The journalist does ask the question. To King Rama. On live television. As the camera zooms into his shocked face, the Washerman starts the witch hunt. The editor suspends the journalist, the secret police arrests her and throws her in jail, and the twist comes when her cell mate is none other than the “terrorist bomber” from LLF (Lanka Liberation Front) who tried to kill King Rama on the 10th anniversary of his vanquishing King Ravana, but is captured instead. The LLF stage a storming of the prison and in the confusion that results, the journalist escapes with the terrorist and goes with her to Lanka.

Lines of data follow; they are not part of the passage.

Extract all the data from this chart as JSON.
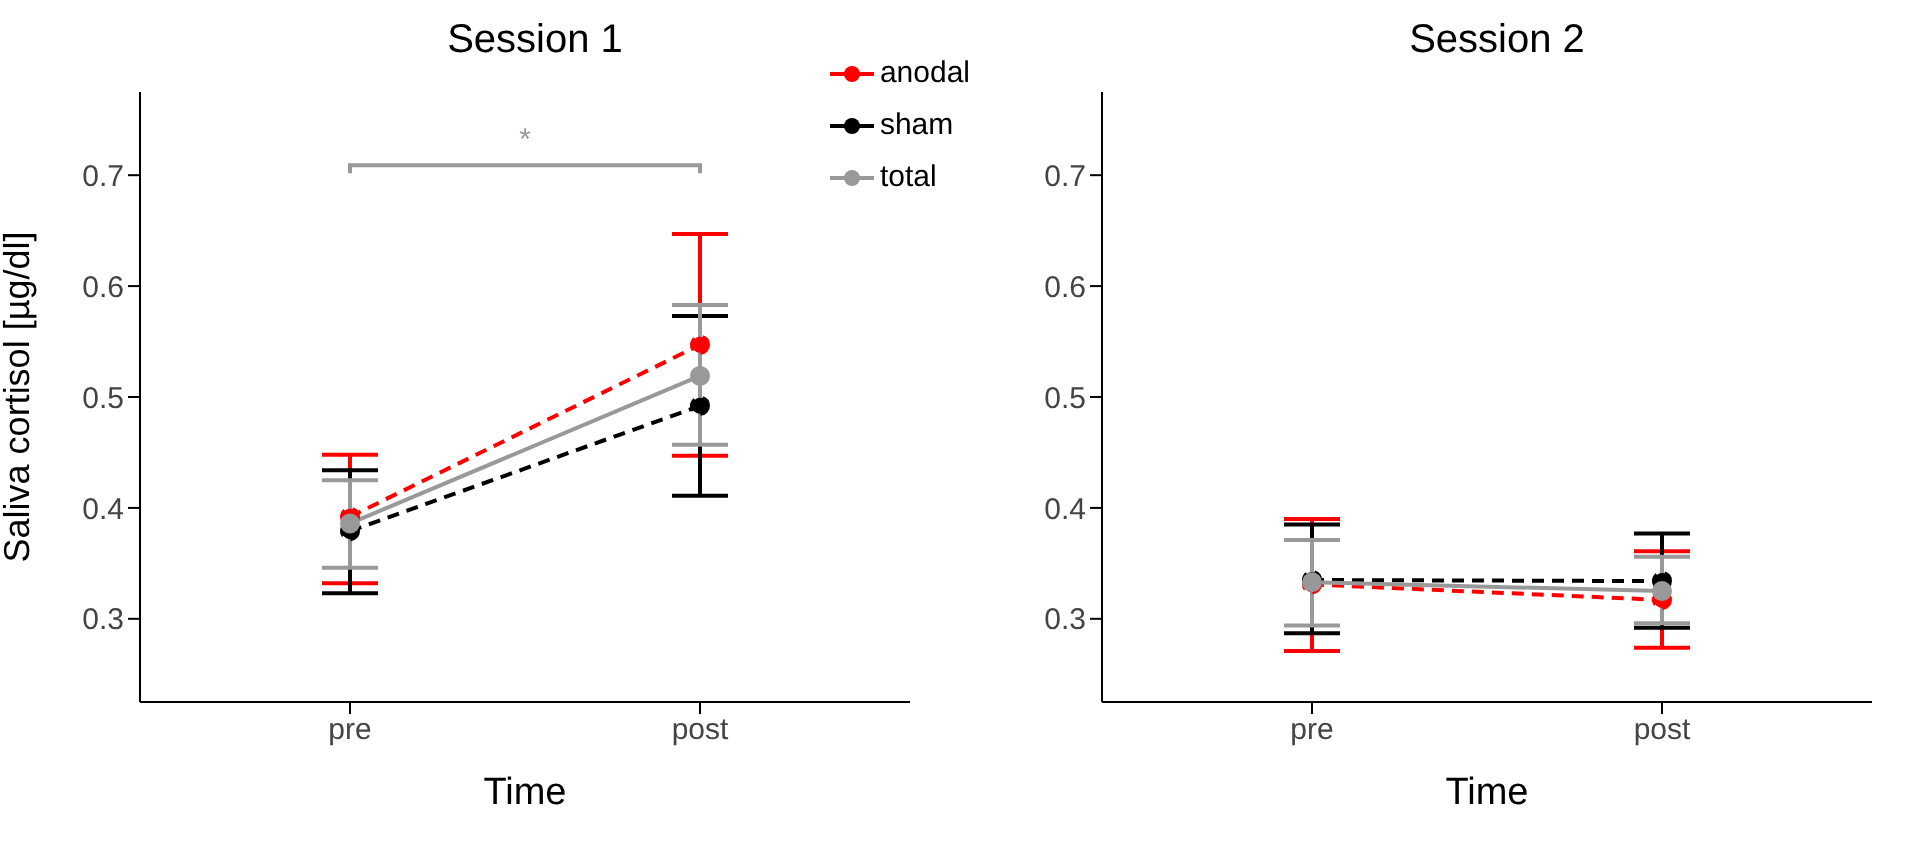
{
  "chart_data": [
    {
      "type": "line",
      "title": "Session 1",
      "xlabel": "Time",
      "ylabel": "Saliva cortisol [µg/dl]",
      "categories": [
        "pre",
        "post"
      ],
      "ylim": [
        0.225,
        0.775
      ],
      "yticks": [
        0.3,
        0.4,
        0.5,
        0.6,
        0.7
      ],
      "grid": false,
      "legend": "top right",
      "marker": "circle",
      "annotations": [
        "*"
      ],
      "series": [
        {
          "name": "anodal",
          "color": "#ff0000",
          "line_style": "dashed",
          "values": [
            0.392,
            0.547
          ],
          "errors": [
            [
              0.332,
              0.448
            ],
            [
              0.447,
              0.647
            ]
          ]
        },
        {
          "name": "sham",
          "color": "#000000",
          "line_style": "dashed",
          "values": [
            0.379,
            0.492
          ],
          "errors": [
            [
              0.323,
              0.434
            ],
            [
              0.411,
              0.573
            ]
          ]
        },
        {
          "name": "total",
          "color": "#999999",
          "line_style": "solid",
          "values": [
            0.386,
            0.519
          ],
          "errors": [
            [
              0.346,
              0.425
            ],
            [
              0.457,
              0.583
            ]
          ]
        }
      ]
    },
    {
      "type": "line",
      "title": "Session 2",
      "xlabel": "Time",
      "categories": [
        "pre",
        "post"
      ],
      "ylim": [
        0.225,
        0.775
      ],
      "yticks": [
        0.3,
        0.4,
        0.5,
        0.6,
        0.7
      ],
      "grid": false,
      "marker": "circle",
      "series": [
        {
          "color": "#ff0000",
          "line_style": "dashed",
          "values": [
            0.331,
            0.317
          ],
          "errors": [
            [
              0.271,
              0.39
            ],
            [
              0.274,
              0.361
            ]
          ]
        },
        {
          "color": "#000000",
          "line_style": "dashed",
          "values": [
            0.335,
            0.334
          ],
          "errors": [
            [
              0.287,
              0.385
            ],
            [
              0.292,
              0.377
            ]
          ]
        },
        {
          "color": "#999999",
          "line_style": "solid",
          "values": [
            0.333,
            0.325
          ],
          "errors": [
            [
              0.294,
              0.371
            ],
            [
              0.296,
              0.356
            ]
          ]
        }
      ]
    }
  ]
}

The journalist now gets the opportunity to hear the Lankan’s version of Ayodhya’s crowning moment – the conquest of Lanka. The rape, pillage and the barbaric killing of its citizens by the vanar sena even after King Ravana is killed on the battlefield comes as a shock to her (and to the readers). Leaving Lanka, the journalist now heads to Mithila and then the ashram of Valmiki (Ayodhya’s most prolific historian and the king’s authorized biographer) and finally sees Sita – tired, shoddy, aged, but with two handsome and brave sons. The story now roars quickly into its standard ending – the sons are with the king, and Sita sinks into the earth (apparently) and vanishes without a trace. Or so we are led to believe, until the last chapter.

So what’s the verdict?

While it is unfair to consciously or unconsciously compare a book to another one in the same genre (in this case with the Palace of Illusions), The Missing Queen does slip on the most vital question it asks – what really happened to Queen Sita? In the Palace of Illusions, there is no question left in our mind as Draupadi lays bare the palace intrigue and her personal dilemma and feelings. In The Missing Queen, we get a line here or a hint there on what could have happened. Very frustrating.

While the story is beautifully and imaginatively constructed, with ingenious twists and turns, in the end it still fails to convince the readers as to why Sita had to leave Ayodhya. While we get insights into the fate of women in Ayodhya (as compared to the egalitarian regime in Lanka where women are treated as equal citizens), and interviews with Kaikeyi and Urmila confirm that the queens in Ayodhya are no less than second-class citizens, I would have liked a more compelling theory as to why she went missing. Not rumours, not imagined conversations, not gossip – but a plain theory that explains.

However! But! Nevertheless!

I read it twice. Because Samhita Arni is simply a great writer. And even with the numerous retellings of the Ramayana from multiple points of view (I have read Urmila’s POV via Sita’s Sister by Kavita Kane, and Ravana’s POV via Asura by Anand Neelakantan), Arni does present a very compelling and readable book that reveals a version that potentially could have happened.

My review?

4.0 out of 5 (5 is reserved for The Palace of Illusions!)

So go ahead and read it and let me know your feedback.